I make fun of these cats for their regular rounds of the area, and for my own cat’s tendency toward routine. 7 am, knock everything off the dresser; 7:15, stand on my back and try to eat my hair; 7:17 lay down beside me and angrily lick in between her toes. Etc. Same thing every day.
Perhaps there’s something to identifying too closely with your pets though, because I have noticed my own pathetic routines more than usual lately. As life gets increasingly chaotic, I think I (and many others) impose regularity on the small things to feel like I’m not losing control. And often those things are totally mindless. Sometimes they’re necessary. I’m still buying food as though there’s a man in the house, getting stuck with endless leftovers. I just spent a whole week eating goddamned veggie burgers.
Much like food, with music, the same thing over and over feels good when you first encounter it, but then reminds you of your sad little ruts. Sorry, Hayes. I’m not saying you are my sad rut, but you made me realize that I am a bit stuck.
Every morning (here comes another routine), I listen to CBC radio while I get ready. Getting ready later in the day on weekends means sometimes the show that’s on isn’t, um, good. I absolutely hate when CBC tries to be funny…I don’t know why they can’t do it well. So when a show like “This Is That” comes on, I have to listen to something else. Like music.
So that happened last week on and I switched over to Hayes Carll’s Trouble in Mind, which I discovered is a good Saturday morning album; not too quiet and moody like what you might spin on Sundays, but not too overwhelming if you’re still hungover. Then I listened to it all week on the way to work. I’ve liked him for awhile, but couldn’t really figure out why. I assumed it was that little creak his voice has, something that makes his singing imperfect and emotional; gives him a much more interesting voice than someone who is consistently clear.
And yes, that’s true, I really like him for his voice more than anything, but what I also figured out this week is that he sounds a lot like Steve Earle. Same drawl, same little extra noises in his vocal delivery, same hiccupy pauses and short phrases. Same desperate begging of a lover for forgiveness, same poetic commentary on the everyday (routine?) life of a travelling musician. Very much late-90s Earle.

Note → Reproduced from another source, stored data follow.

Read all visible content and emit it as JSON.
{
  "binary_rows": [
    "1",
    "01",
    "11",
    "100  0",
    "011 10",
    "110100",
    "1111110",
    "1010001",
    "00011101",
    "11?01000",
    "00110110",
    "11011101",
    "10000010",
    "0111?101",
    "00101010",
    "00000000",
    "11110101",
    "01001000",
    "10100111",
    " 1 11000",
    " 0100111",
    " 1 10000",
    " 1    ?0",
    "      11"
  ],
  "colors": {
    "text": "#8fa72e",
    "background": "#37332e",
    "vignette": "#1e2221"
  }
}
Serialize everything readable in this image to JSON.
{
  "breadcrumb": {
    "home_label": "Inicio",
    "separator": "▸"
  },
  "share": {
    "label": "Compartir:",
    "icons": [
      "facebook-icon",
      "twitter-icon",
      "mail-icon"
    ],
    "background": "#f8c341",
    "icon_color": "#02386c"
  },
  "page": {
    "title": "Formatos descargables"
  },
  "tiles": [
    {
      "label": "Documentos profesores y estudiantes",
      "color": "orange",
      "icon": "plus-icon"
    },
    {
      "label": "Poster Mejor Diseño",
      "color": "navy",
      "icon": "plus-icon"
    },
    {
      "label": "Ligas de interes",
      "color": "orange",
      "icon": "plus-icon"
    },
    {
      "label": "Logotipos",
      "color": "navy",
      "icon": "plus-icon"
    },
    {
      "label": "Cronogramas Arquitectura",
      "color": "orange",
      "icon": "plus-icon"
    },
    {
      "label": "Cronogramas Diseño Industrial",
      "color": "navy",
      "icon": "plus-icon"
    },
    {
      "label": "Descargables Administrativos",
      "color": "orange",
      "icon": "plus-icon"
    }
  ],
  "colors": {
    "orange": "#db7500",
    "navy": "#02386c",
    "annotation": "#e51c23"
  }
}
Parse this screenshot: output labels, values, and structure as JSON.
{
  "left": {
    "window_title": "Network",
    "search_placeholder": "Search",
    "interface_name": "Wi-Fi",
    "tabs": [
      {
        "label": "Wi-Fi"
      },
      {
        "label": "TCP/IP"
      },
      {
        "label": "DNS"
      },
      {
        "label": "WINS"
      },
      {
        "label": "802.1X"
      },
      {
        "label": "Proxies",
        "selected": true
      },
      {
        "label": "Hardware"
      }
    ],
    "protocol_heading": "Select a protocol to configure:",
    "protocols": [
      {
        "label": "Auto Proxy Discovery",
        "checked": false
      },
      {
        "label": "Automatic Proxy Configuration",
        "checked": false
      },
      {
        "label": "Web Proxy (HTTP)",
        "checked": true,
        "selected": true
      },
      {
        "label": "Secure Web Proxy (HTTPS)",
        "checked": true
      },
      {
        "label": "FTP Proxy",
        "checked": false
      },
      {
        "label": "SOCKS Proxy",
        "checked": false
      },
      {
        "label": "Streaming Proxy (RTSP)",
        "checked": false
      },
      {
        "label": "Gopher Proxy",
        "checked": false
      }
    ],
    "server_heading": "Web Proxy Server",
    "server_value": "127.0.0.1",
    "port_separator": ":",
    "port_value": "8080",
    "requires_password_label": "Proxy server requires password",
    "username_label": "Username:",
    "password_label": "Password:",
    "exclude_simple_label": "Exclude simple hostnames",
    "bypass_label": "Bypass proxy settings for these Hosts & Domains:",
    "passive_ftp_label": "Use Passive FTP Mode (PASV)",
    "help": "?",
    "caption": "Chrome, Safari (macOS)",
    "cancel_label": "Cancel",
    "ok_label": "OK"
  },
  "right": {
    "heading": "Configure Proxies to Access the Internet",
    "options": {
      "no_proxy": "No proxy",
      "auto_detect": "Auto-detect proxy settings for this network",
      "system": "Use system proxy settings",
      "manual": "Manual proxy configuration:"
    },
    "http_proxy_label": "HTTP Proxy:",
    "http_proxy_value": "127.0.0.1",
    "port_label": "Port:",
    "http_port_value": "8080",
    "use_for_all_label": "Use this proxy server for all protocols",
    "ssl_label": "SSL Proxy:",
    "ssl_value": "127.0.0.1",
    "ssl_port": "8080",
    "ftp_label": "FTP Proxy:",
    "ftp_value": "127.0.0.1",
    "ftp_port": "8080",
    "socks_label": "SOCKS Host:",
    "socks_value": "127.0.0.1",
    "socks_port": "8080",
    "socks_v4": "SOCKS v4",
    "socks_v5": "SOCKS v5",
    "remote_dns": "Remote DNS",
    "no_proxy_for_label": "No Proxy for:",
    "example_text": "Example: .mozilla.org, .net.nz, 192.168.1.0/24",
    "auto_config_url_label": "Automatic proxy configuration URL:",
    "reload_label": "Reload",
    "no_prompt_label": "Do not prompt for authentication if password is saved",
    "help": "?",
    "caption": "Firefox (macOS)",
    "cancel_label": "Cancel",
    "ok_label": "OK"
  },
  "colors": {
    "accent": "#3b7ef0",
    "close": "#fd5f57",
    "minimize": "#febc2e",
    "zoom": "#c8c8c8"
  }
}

That’s not to say Carll is a copycat, because the other thing that listening to him all week did was make me pretty aware of his song structures and songwriting tendencies. He’s often lighter than Earle, like to the point of being a potential contender for New Country formats if they were just a bit smarter or broader in scope. The songs are short and snappy, well-structured pop songs, but diverse in delivery. He goes between moods a bit more readily than Earle; I find Earle’s albums tend towards a consistent feeling throughout that doesn’t dramatically change until the next album.
Carll is also good at realizing you can’t push too much of a good thing on your audience, so a funny little song like “Girl Downtown” gets alleviated by the heaviness of “Knockin’ Over Whiskeys”. The frustration of “I Don’t Wanna Grow Up” balances “I Got a Gig’s” wry humour. The funny song gets old real fast; thank god he doesn’t just hang his hat on that, even though he does it well.
This one’s my favourite.
What this week of listening to Trouble in Mind did for me, though, was make me aware of my real listening problem: I’m either in full-on analytical mode or I’m in feel-good, escapist, sensory mode. In the way that I leave my cold house and feel like the sun on my skin is the equivalent of a bunch of men running their fingers through my hair, drawing the perfect temperature bubble bath because I had a long day, putting kraft caramels in my mouth simply because I like the texture (please don’t focus only on this last sentence in your comments), an album like contradictorily has sensuous pleasure and the feel-good of a familiar rut. Then I listen to it a few times, and fall into the trap of thinking about whether a song is AABA form or how he brought that first verse back around to finish off the song. Then I know it’s time to turn it off and throw away the remaining veggie burgers.
Hey, at least I’m not a cat. They really eat the same thing every day.